I think I'm starting to adjust to life in the apartment. Last week, after a major rainstorm, I walked down into the kitchen and realized that it was raining indoors, through the kitchen light fixture and onto the ground. Turns out that the rain actually didn't cause the problem at all, but that a toilet had exploded in the upstairs bathroom (it's a two-story townhouse/apartment) and leaked through the floor and down to the kitchen. Good times, I tell you. I called maintenance and left the house, thankful that I didn't actually own the stinkin' place. By the time that I had come back from work, they had repaired the toilet and replaced the stained light fixture.

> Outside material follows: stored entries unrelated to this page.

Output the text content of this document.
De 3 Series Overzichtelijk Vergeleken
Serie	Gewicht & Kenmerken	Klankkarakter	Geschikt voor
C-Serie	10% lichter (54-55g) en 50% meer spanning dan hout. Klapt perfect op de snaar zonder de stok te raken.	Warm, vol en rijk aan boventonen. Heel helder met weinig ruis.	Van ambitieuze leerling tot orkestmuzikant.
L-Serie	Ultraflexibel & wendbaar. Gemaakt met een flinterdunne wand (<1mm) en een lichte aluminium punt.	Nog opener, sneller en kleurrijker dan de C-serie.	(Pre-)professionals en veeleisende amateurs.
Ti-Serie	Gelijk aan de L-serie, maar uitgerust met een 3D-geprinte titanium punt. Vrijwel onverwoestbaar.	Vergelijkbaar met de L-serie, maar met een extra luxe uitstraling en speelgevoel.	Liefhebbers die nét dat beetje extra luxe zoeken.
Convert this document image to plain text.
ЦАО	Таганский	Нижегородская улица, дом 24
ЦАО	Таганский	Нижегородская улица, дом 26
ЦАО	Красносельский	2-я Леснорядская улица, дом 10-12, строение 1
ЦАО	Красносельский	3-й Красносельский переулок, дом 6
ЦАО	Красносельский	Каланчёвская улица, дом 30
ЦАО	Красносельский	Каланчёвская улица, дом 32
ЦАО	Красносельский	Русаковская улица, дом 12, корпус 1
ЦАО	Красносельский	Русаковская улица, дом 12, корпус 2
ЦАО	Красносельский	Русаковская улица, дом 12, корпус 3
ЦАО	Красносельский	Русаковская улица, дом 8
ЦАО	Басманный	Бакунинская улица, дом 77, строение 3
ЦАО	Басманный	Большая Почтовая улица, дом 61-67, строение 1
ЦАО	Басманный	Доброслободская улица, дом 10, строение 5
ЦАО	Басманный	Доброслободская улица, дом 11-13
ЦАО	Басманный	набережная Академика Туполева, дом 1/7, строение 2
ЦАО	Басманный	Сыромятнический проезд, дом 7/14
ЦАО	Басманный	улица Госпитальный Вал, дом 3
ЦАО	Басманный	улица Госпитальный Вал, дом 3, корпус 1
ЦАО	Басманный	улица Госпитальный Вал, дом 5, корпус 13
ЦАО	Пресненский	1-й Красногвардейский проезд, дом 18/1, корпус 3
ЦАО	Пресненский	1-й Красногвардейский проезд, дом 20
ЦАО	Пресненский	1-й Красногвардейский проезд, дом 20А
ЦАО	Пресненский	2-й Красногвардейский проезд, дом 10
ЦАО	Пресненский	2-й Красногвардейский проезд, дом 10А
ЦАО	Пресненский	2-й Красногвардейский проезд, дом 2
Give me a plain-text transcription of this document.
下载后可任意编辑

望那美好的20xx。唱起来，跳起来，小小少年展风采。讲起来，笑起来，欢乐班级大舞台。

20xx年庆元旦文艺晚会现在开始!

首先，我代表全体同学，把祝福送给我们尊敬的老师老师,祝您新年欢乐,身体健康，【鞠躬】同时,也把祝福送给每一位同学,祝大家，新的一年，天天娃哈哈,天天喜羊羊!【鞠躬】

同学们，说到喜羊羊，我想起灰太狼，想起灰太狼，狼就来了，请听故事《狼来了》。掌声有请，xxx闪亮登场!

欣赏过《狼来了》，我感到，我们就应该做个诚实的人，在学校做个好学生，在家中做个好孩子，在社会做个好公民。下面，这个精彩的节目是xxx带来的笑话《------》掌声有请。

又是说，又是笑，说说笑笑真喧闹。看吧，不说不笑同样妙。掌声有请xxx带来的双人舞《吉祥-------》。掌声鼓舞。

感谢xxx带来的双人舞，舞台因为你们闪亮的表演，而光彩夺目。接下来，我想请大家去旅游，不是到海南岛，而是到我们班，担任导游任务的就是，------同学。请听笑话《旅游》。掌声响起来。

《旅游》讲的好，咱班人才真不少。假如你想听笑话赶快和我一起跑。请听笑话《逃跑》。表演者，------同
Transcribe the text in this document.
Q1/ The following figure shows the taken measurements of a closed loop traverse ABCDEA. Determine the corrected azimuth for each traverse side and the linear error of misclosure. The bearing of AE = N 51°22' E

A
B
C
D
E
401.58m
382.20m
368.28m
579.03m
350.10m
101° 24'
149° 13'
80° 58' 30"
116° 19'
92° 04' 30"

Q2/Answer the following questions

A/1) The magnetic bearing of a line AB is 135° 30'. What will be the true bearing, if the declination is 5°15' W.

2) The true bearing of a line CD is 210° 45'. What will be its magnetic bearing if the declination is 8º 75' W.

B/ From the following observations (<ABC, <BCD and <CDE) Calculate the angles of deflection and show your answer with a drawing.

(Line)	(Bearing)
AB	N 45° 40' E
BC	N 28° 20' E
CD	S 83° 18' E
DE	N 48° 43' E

Whether or not I will one day I will be cleaning said toilet and fall through the floor, landing on the kitchen linoleum remains to be seen.

S. and I are still hanging out. We had a long talk on Friday night about everything and he asked me not too worry so much. Me....not worrying so much! I'm a born worrier. Everytime I've felt confident about love or friendship, it has spelled the end of that relationship. I guess the best part about me maturing a bit more is that I don't feel compelled to air my insecurities to him or constantly have him reassure me about everything. I realize that I'm dealing with my own issues and I, instead, rely on my support system when I start to have a panic attack. I would like to take this opportunity to apologize to the aforementioned support system for crazy phone calls that you have gotten and will continue to get in the future.